Student debt has long presented formidable challenges, particularly when it comes to the possibility of discharging such loans through bankruptcy. However, recent data reveals a notable shift in the success rates for borrowers seeking relief from their student debt in bankruptcy court. According to a study published in The American Bankruptcy Law Journal by Jason Iuliano, a professor at the University of Utah’s S.J. Quinney College of Law, the rate at which student loan borrowers successfully discharge their debt in bankruptcy has surged to an impressive 87%.
This marks a significant increase from previous years, when the success rates were markedly lower: 61% in 2017 and just 40% in 2007. Iuliano’s analysis was based on a comprehensive dataset encompassing 652 bankruptcy discharge cases from October 2022 to November 2023 involving student loans.
The improved outcomes can largely be attributed to recent changes in bankruptcy guidelines introduced by the Biden administration. In November 2022, the U.S. Department of Education and the Department of Justice established new policies that enable student loans to be treated similarly to other types of debt under bankruptcy law. Borrowers now have the opportunity to complete a 15-page attestation form, which allows them to outline their financial difficulties and make a case for their loan discharge. Notably, the previous administration has not overturned this guidance.
The implications of this change could be profound for the more than 42 million Americans holding more than $1.6 trillion in student loans.
Legal experts are increasingly noting the transformative nature of the easier bankruptcy process.
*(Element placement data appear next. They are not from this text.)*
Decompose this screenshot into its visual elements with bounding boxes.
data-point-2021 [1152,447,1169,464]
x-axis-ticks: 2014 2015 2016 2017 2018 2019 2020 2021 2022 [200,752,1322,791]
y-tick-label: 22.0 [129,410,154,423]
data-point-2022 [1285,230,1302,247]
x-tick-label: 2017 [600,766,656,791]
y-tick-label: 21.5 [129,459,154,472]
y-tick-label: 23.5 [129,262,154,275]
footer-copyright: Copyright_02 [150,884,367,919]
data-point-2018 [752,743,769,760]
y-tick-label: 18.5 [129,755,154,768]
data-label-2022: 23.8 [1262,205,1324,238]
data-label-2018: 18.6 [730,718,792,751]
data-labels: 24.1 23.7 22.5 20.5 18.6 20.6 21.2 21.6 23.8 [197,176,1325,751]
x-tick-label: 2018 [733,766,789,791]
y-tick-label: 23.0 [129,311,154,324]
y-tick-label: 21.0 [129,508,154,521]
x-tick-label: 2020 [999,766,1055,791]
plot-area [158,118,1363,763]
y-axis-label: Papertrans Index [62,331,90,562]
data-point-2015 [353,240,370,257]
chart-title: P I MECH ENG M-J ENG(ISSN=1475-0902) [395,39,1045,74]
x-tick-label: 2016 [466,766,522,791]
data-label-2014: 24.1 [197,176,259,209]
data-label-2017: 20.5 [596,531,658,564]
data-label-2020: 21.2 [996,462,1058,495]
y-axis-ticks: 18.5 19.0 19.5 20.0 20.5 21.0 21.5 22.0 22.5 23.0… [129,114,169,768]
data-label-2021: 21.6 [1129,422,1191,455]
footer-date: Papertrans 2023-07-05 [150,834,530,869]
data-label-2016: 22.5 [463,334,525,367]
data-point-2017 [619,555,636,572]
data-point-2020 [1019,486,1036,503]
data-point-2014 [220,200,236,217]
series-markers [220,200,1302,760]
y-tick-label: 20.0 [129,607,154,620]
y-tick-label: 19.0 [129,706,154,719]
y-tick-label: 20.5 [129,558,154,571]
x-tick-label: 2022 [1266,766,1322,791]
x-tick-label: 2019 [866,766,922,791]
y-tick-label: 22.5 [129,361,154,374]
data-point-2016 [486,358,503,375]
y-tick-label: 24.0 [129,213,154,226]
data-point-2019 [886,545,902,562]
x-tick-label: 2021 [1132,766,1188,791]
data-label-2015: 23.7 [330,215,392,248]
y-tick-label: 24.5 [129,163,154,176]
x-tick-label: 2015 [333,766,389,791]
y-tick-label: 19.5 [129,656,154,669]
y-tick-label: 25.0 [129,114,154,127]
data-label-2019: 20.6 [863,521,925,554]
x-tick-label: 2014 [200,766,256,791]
Malissa Giles, a bankruptcy attorney in Virginia, remarked that this new framework has been “life-changing” for her clients, many of whom have struggled with student debt for decades. “It allows them to sleep at night,” she said, highlighting the emotional toll excessive debt can impose.
Interestingly, the data indicates that women comprised 73% of the student loan bankruptcy filers in the analyzed cases. Filers had an average student loan balance of $115,000, with 10% of borrowers owing over $240,000. The range of ages among these debtors was substantial, spanning from 24 to 76 years.
Despite these positive trends, many individuals still hesitate to initiate the necessary steps to discharge their student loans through bankruptcy. Iuliano’s research found that while over 3 million student loan borrowers filed for bankruptcy between 2011 and 2024, only a small fraction—7,293 individuals—proceeded with the additional lawsuit needed for loan discharge, known as an adversary proceeding. Iuliano emphasized that the deeply rooted belief that student loans are impossible to discharge in bankruptcy leads many attorneys to overlook this vital option for their clients.
As the labor market weakens and the landscape of student debt shifts, these bankruptcy changes may provide a critical lifeline for many struggling borrowers. With more than five million student loan borrowers currently in default—a figure anticipated to rise to approximately ten million—the urgency of finding viable financial solutions is real. As enforcement steps ramp up, including the wage garnishment of those in default starting in January, the new bankruptcy process could become one of the few paths available for borrowers seeking relief.
Iuliano poignantly remarked, “For many people, interest and fees have turned the balance into something they can never repay, so bankruptcy is the only real path out.”